2. In his second and third enumerations of error, appellant contends that the trial court erred in not giving charges to the jury on mere presence at the scene of the crime, parties to a crime and the presumption that all fires are caused by accident or providential cause. The record does not indicate that any of these charges were requested by appellant. " '(T)his court has held that where there has been no written request to charge, failure to give the charge is not error. [Cits.]' [Cits.]" Lamb v. State, 196 Ga. App. 665 (3) (396 SE2d 497) (1990)
. In any event, a charge to the effect that mere presence at the scene of a crime alone is not sufficient for a conviction, is not authorized by the evidence in the instant case. The State presented evidence of direct threats made to Herrington by appellant which go beyond mere presence at the scene. See Stoe v. State, 187 Ga. App. 171 (3) (369 SE2d 793) (1988)
. The court charged the jury on OCGA 16-7-61
, the arson code section, which itself addresses the issue of who is a party to the crime of arson. Further, it is highly probable that the failure to charge on the presumption regarding the origin of fires did not contribute to the verdict in light of the evidence clearly indicating a criminal origin of the fire. See Sultenfuss v. State, 185 Ga. App. 47 (5) (363 SE2d 337) (1987)

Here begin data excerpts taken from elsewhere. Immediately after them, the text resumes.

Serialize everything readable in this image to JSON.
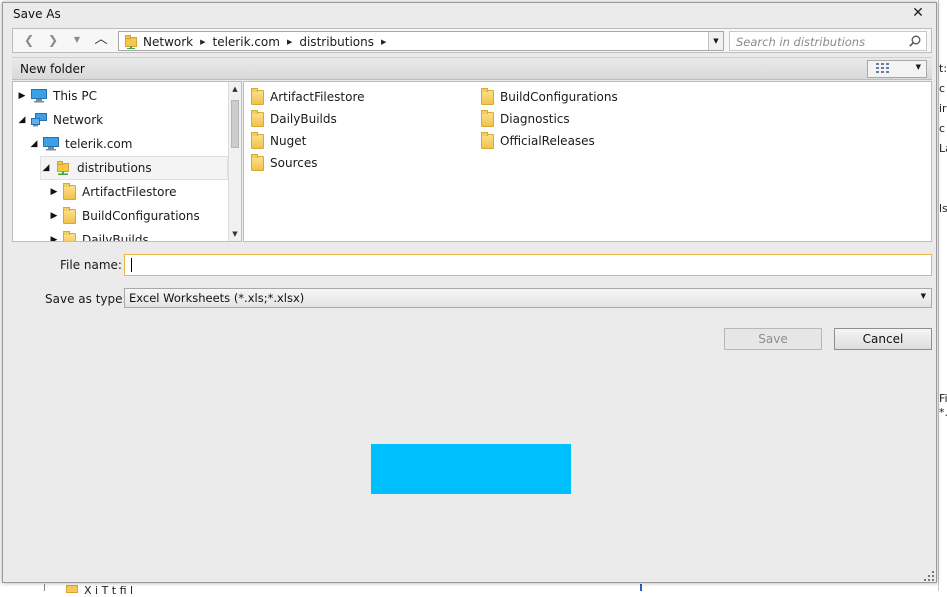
{
  "window": {
    "title": "Save As"
  },
  "nav": {
    "crumbs": [
      "Network",
      "telerik.com",
      "distributions"
    ],
    "search_placeholder": "Search in distributions"
  },
  "toolbar": {
    "new_folder": "New folder"
  },
  "tree": {
    "items": [
      {
        "label": "This PC",
        "expander": "▶",
        "icon": "computer-icon"
      },
      {
        "label": "Network",
        "expander": "◢",
        "icon": "network-icon"
      },
      {
        "label": "telerik.com",
        "expander": "◢",
        "icon": "computer-icon"
      },
      {
        "label": "distributions",
        "expander": "◢",
        "icon": "network-folder-icon"
      },
      {
        "label": "ArtifactFilestore",
        "expander": "▶",
        "icon": "folder-icon"
      },
      {
        "label": "BuildConfigurations",
        "expander": "▶",
        "icon": "folder-icon"
      },
      {
        "label": "DailyBuilds",
        "expander": "▶",
        "icon": "folder-icon"
      }
    ]
  },
  "files": {
    "items": [
      "ArtifactFilestore",
      "DailyBuilds",
      "Nuget",
      "Sources",
      "BuildConfigurations",
      "Diagnostics",
      "OfficialReleases"
    ]
  },
  "form": {
    "file_name_label": "File name:",
    "file_name_value": "",
    "save_type_label": "Save as type:",
    "save_type_value": "Excel Worksheets (*.xls;*.xlsx)"
  },
  "buttons": {
    "save": "Save",
    "cancel": "Cancel"
  },
  "background": {
    "right_fragments": [
      "t:",
      "c",
      "ir",
      "c",
      "La",
      "ls",
      "Fi",
      "*."
    ],
    "bottom_fragment": "X      i  T  t fi  l"
  },
  "colors": {
    "accent_block": "#00bfff",
    "dialog_bg": "#ebebeb",
    "folder": "#f0c24d",
    "focus_border": "#e8b94a"
  }
}
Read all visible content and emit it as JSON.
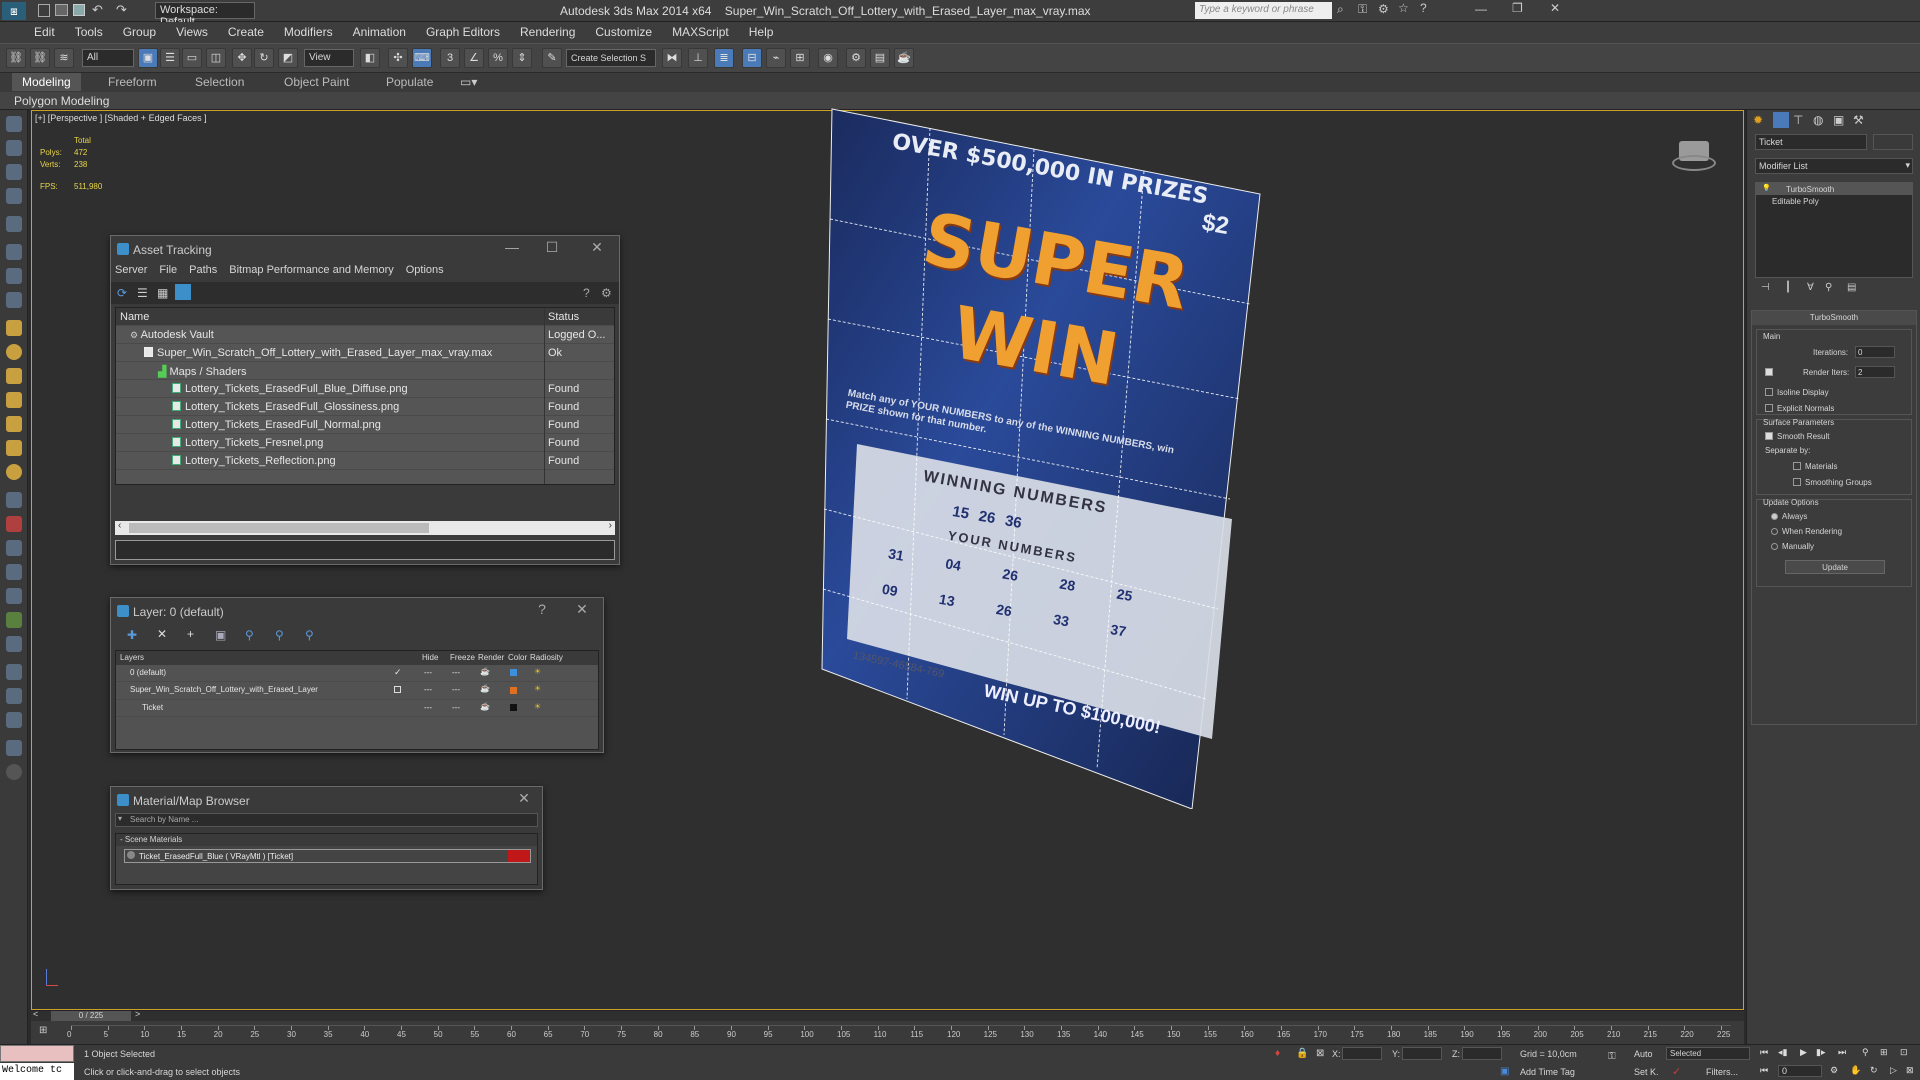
{
  "app": {
    "title": "Autodesk 3ds Max  2014 x64",
    "filename": "Super_Win_Scratch_Off_Lottery_with_Erased_Layer_max_vray.max",
    "workspace": "Workspace: Default",
    "search_placeholder": "Type a keyword or phrase"
  },
  "menu": [
    "Edit",
    "Tools",
    "Group",
    "Views",
    "Create",
    "Modifiers",
    "Animation",
    "Graph Editors",
    "Rendering",
    "Customize",
    "MAXScript",
    "Help"
  ],
  "toolbar": {
    "selection_filter": "All",
    "ref_coord": "View",
    "named_selection": "Create Selection S"
  },
  "ribbon": {
    "tabs": [
      "Modeling",
      "Freeform",
      "Selection",
      "Object Paint",
      "Populate"
    ],
    "active_tab": "Modeling",
    "sub": "Polygon Modeling"
  },
  "viewport": {
    "label": "[+] [Perspective ] [Shaded + Edged Faces ]",
    "stats": {
      "total_label": "Total",
      "polys_label": "Polys:",
      "polys": "472",
      "verts_label": "Verts:",
      "verts": "238",
      "fps_label": "FPS:",
      "fps": "511,980"
    },
    "ticket": {
      "headline": "OVER $500,000 IN PRIZES",
      "price": "$2",
      "title1": "SUPER",
      "title2": "WIN",
      "instructions": "Match any of YOUR NUMBERS to any of the WINNING NUMBERS, win PRIZE shown for that number.",
      "winning_label": "WINNING NUMBERS",
      "winning_numbers": [
        "15",
        "26",
        "36"
      ],
      "your_label": "YOUR NUMBERS",
      "your_numbers": [
        "31",
        "04",
        "26",
        "28",
        "25",
        "09",
        "13",
        "26",
        "33",
        "37"
      ],
      "serial": "134597-46584-769",
      "footer": "WIN UP TO $100,000!"
    }
  },
  "asset_tracking": {
    "title": "Asset Tracking",
    "menu": [
      "Server",
      "File",
      "Paths",
      "Bitmap Performance and Memory",
      "Options"
    ],
    "columns": [
      "Name",
      "Status"
    ],
    "rows": [
      {
        "name": "Autodesk Vault",
        "status": "Logged O..."
      },
      {
        "name": "Super_Win_Scratch_Off_Lottery_with_Erased_Layer_max_vray.max",
        "status": "Ok"
      },
      {
        "name": "Maps / Shaders",
        "status": ""
      },
      {
        "name": "Lottery_Tickets_ErasedFull_Blue_Diffuse.png",
        "status": "Found"
      },
      {
        "name": "Lottery_Tickets_ErasedFull_Glossiness.png",
        "status": "Found"
      },
      {
        "name": "Lottery_Tickets_ErasedFull_Normal.png",
        "status": "Found"
      },
      {
        "name": "Lottery_Tickets_Fresnel.png",
        "status": "Found"
      },
      {
        "name": "Lottery_Tickets_Reflection.png",
        "status": "Found"
      }
    ]
  },
  "layer": {
    "title": "Layer: 0 (default)",
    "columns": [
      "Layers",
      "Hide",
      "Freeze",
      "Render",
      "Color",
      "Radiosity"
    ],
    "rows": [
      {
        "name": "0 (default)",
        "color": "#3c8fd8"
      },
      {
        "name": "Super_Win_Scratch_Off_Lottery_with_Erased_Layer",
        "color": "#e07020"
      },
      {
        "name": "Ticket",
        "color": "#111111"
      }
    ]
  },
  "material_browser": {
    "title": "Material/Map Browser",
    "search_placeholder": "Search by Name ...",
    "section": "- Scene Materials",
    "item": "Ticket_ErasedFull_Blue ( VRayMtl ) [Ticket]"
  },
  "command_panel": {
    "object_name": "Ticket",
    "modifier_list": "Modifier List",
    "stack": [
      "TurboSmooth",
      "Editable Poly"
    ],
    "rollout_title": "TurboSmooth",
    "main_label": "Main",
    "iterations_label": "Iterations:",
    "iterations": "0",
    "render_iters_label": "Render Iters:",
    "render_iters": "2",
    "isoline": "Isoline Display",
    "explicit": "Explicit Normals",
    "surface_label": "Surface Parameters",
    "smooth_result": "Smooth Result",
    "separate_by": "Separate by:",
    "materials": "Materials",
    "smoothing_groups": "Smoothing Groups",
    "update_options": "Update Options",
    "always": "Always",
    "when_rendering": "When Rendering",
    "manually": "Manually",
    "update_btn": "Update"
  },
  "timeline": {
    "frame": "0 / 225",
    "ticks": [
      "0",
      "5",
      "10",
      "15",
      "20",
      "25",
      "30",
      "35",
      "40",
      "45",
      "50",
      "55",
      "60",
      "65",
      "70",
      "75",
      "80",
      "85",
      "90",
      "95",
      "100",
      "105",
      "110",
      "115",
      "120",
      "125",
      "130",
      "135",
      "140",
      "145",
      "150",
      "155",
      "160",
      "165",
      "170",
      "175",
      "180",
      "185",
      "190",
      "195",
      "200",
      "205",
      "210",
      "215",
      "220",
      "225"
    ]
  },
  "status": {
    "welcome": "Welcome tc",
    "selected": "1 Object Selected",
    "hint": "Click or click-and-drag to select objects",
    "x_label": "X:",
    "y_label": "Y:",
    "z_label": "Z:",
    "grid": "Grid = 10,0cm",
    "add_time_tag": "Add Time Tag",
    "auto": "Auto",
    "set_key": "Set K.",
    "key_mode": "Selected",
    "filters": "Filters...",
    "frame_field": "0"
  }
}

3. Appellant concludes with his contention that the court erred in failing to grant his motion for a directed verdict of acquittal. Appellant argues that the circumstantial evidence presented was not sufficient to support a conviction. " 'The denial of a motion for directed verdict of acquittal should be affirmed if any rational trier of fact could have found the "essential elements of the crime beyond a reasonable doubt." [Cit.]' [Cit.]" Williams v. State, 196 Ga. App. 682 (3) (396 SE2d 598) (1990)
. " 'Mere presence at the scene of a crime is insufficient to convict one of being a party to the crime, but presence, companionship, and conduct before and after the offense are circumstances from which one's participation in the criminal intent may be inferred.' [Cit.] Criminal intent may be found by the jury 'upon consideration of the words, conduct, demeanor, motive, and all other circumstances connected with the act for which the accused is prosecuted.' [Cit.]" Lunz v. State, 174 Ga. App. 893 (1) (332 SE2d 37) (1985)
. In the instant case, although the evidence was circumstantial, it was sufficient for a rational trier of fact to find appellant guilty as a party to the crime of arson beyond a reasonable doubt. Id.; Stoe, supra at 173. The court did not err in denying appellant's motion for directed verdict.
Michael C. Eubanks, District Attorney, Richard E. Thomas, Nancy J. Berger, Assistant District Attorneys, for appellee.